Stop thread shedding
To deal with shedding that occurs while the cone is in use, some embroiderers cover the cone with a “sock” made of netting. This product, sold by some thread manufacturers, was developed from a homemade remedy employed by freehand chainstitchers. Working with heavyweight rayon fabric, operators of manual chainstitch machines often used real socks placed over their thread cones to control shedding. To add more control, the stitcher would cut a notch in the bottom of the large cardboard cone holding the chainstitch thread, and the thread would follow this patch: through the notch, up through the inside of the cone, exiting through the cone’s top opening. In this way the thread is controlled, but not restricted from fluid movement.
Use waxed paper to help with sewing metallic thread
You can use waxed paper as a backing with nylon fabrics. It seems that the lubricating properties of the paper when activated by the needle's heat results in fewer thread breaks. You can also have good luck using waxed paper as a backing when sewing with metallic threads. Place the waxed paper next to the garment, then a piece of regular backing next to the machine table. The reduced friction on the metallic thread makes an incredible difference in reducing the number of thread breaks. The metallic thread also has a smoother look when sewn into the fabric.
Repairing embroidered logos
How many times have you already unhooped a garment before you notice missing embroidery in a design because of an undetected thread break or empty bobbin?
Consider using a manual satin stitch machine for performing such repairs. These machines make the same type of stitch as computerized equipment, but instead of being controlled by a pantograph and a computer program, the goods are guided beneath the needle by a skilled operator. The width of the stitch is determined by a knee control, and the speed by a foot pedal.
This is much more efficient than placing a garment under the head of a computerized machine and jogging the pantograph a dozen times to realign the design. This technique works better than markers for covering bobbin thread that has been pulled to the top side of the fabric. With practice, missing column sections as well as lettering can be replaced discreetly. Fill stitched areas are not as well suited for this repair method because the repetition of the fill sequence cannot be duplicated manually.
Because this machine is a true monogram machine, it can also be pressed into service for personal monograms when you don't want to tie up your computerized equipment to apply single names. This type of embroidery machine is still manufactured by most major industrial sewing machine manufacturers, and even older, used models will give many years of repair service.
Protecting embroidery samples
Often a shop’s best embroidery samples become worn out quickly because, naturally, because these are the very pieces customers want to handle the most. Yet, because embroidery is even more beautiful when viewed closely, most of us hesitate to put these items out of our customers’ reach.

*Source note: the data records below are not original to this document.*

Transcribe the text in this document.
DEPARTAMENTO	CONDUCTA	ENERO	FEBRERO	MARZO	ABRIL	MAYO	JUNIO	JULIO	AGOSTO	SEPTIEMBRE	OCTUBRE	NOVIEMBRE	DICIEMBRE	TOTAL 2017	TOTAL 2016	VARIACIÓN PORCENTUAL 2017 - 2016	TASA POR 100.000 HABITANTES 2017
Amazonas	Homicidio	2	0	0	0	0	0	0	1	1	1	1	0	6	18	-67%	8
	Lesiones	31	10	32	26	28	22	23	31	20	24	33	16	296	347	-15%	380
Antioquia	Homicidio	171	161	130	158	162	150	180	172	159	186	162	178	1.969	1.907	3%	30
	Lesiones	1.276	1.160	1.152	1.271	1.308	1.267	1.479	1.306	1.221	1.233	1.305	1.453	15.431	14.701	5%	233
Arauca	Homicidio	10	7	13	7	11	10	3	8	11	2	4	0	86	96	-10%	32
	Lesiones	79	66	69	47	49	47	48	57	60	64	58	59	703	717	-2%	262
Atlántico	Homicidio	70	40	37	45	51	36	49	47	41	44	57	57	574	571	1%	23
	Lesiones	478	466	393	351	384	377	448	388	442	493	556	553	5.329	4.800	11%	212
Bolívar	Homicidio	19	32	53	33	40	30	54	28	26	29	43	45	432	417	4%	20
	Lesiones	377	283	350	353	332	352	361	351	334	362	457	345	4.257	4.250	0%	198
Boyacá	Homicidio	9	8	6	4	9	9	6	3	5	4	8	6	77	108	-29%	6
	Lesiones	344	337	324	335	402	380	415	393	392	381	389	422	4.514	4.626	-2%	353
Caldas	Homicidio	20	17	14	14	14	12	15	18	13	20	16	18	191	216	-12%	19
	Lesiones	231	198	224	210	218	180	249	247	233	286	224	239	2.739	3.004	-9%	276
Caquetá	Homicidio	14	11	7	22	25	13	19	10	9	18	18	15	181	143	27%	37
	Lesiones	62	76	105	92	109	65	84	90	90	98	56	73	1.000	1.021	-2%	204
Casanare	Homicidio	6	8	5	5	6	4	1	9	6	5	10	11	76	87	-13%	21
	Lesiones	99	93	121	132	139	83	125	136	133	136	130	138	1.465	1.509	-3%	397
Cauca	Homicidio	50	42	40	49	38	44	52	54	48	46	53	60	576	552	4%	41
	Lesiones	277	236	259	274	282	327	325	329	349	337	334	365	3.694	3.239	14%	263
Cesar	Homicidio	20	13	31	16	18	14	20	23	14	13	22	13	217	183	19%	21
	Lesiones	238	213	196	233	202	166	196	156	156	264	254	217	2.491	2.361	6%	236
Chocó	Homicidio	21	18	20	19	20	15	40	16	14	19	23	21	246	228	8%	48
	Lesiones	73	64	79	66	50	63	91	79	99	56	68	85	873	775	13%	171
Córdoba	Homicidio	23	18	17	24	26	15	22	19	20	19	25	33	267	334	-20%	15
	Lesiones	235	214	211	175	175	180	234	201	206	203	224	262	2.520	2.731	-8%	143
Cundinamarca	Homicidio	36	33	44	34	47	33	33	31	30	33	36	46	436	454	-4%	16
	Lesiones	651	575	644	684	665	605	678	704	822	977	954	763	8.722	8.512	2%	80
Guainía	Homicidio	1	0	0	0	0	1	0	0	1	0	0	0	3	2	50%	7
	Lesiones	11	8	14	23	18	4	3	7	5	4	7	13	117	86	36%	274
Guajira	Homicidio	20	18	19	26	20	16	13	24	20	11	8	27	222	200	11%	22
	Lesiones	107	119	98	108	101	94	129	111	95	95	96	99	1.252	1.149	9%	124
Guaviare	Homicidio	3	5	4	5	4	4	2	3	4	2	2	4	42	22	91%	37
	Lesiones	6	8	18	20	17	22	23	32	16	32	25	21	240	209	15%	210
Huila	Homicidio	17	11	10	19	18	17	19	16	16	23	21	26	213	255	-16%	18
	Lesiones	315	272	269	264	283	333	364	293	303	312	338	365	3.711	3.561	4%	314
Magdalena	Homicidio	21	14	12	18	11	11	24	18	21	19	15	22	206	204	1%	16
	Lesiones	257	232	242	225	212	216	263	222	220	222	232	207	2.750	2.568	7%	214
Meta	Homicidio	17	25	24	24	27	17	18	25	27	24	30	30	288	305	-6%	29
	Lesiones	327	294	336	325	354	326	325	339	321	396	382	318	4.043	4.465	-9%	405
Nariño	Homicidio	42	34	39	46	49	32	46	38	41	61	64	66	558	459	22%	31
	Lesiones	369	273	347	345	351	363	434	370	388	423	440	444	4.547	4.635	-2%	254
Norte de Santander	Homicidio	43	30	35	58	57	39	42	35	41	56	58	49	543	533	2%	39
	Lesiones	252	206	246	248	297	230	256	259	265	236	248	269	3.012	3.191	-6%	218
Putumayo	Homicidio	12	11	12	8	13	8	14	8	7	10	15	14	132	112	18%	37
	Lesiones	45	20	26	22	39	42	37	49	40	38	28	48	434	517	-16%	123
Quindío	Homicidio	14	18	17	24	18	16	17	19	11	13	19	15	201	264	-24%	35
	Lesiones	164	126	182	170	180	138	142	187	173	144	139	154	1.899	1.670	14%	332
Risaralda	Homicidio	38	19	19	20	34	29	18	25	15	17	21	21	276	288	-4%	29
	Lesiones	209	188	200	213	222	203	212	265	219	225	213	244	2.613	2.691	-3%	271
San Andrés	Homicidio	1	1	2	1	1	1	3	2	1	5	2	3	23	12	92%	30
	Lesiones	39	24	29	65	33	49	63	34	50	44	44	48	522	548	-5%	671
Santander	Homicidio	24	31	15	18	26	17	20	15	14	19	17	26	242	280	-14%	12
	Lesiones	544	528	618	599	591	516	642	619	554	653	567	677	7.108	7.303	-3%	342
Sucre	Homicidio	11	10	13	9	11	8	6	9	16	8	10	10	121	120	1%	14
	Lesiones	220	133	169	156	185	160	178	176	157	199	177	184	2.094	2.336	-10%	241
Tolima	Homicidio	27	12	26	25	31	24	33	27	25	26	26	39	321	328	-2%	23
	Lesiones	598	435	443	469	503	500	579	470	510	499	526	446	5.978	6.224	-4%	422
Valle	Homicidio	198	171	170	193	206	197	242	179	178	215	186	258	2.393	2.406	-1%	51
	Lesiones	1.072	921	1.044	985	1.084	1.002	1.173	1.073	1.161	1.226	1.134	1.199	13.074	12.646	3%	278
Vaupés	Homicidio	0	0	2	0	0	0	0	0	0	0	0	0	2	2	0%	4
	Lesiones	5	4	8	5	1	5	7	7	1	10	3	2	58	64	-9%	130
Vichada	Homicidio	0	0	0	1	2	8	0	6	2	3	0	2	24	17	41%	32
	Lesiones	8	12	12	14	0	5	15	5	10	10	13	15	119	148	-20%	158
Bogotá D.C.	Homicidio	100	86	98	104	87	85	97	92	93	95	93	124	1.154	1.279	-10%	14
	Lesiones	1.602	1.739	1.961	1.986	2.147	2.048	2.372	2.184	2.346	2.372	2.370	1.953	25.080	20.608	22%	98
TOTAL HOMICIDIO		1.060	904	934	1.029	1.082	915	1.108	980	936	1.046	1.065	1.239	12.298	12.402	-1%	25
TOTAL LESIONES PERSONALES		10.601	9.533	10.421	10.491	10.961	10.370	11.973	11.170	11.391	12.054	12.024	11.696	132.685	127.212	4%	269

One solution is to enclose these samples in plastic bags with a vacuum food saver machine. The lightweight, crystal clear film protects the embroidery from moisture, dust and soil. You can sometimes find these machines at thrift stores or garage sales.
More and more shops are realizing the benefits of using framing presses in their shops. Use of a press allows the hooper to get excellent surface tension on goods, easily hoop heavy or bulky goods, hoop faster and reduce the risk of repetitive motion disorders.
Using a framing press is a double-edged sword, however. Because the press affords its user super human strength, it is possible to force an inner ring into an outer ring that is adjusted too tight. This can result in third degree hoop burns, where the fibers of the fabric are actually bruised or stretched.
Test for proper hoop adjustment by first hooping the goods by hand. Adjust the outer ring to easily accommodate hand hooping, then use this adjustment setting for the hoops on the press.
Sometimes, however, the inner ring is the source of hooping tensions. The head of the press holds this ring so tightly that it is difficult to remove the hooped garment. Unfortunately, over-tightened hoops are sometimes used with presses, because a properly adjusted hoop will come apart when removed from an improperly adjusted press head. Overcome this problem by adjusted the screw heads or ball bearing screws on the press head so it releases the inner ring more easily.
Better grip for hoops
Many embroiderers have developed their own unique techniques for getting their hoops to grip just a bit better. By affixing velvet ribbon to your hoops can help provide the friction needed for tighter gripping power. Specifically, glue a strip of velvet ribbon around the inside of the larger ring of your hoop, and the outside of the smaller ring. The fabric of the garment to be embroidered will then be sandwiched between the velvet ribbon and, hopefully, will not slip out of the hoop as easily.
Trimming around backing is neither quick nor easy, but there is a way to make it so. Use an inexpensive seam ripper, which can be purchased at your local fabric store, to trim around backing materials. Use the sharp point to poke through the backing to get you started on your way to trimming. Then, carefully slide the seam ripper around the embroidery, keeping the short end with the protective ball against the garment at all times.
The seam ripper has an added advantage: It can also be used to remove unwanted embroidery stitches by simply running the blade along the bobbin stitches on the underside of the embroidery.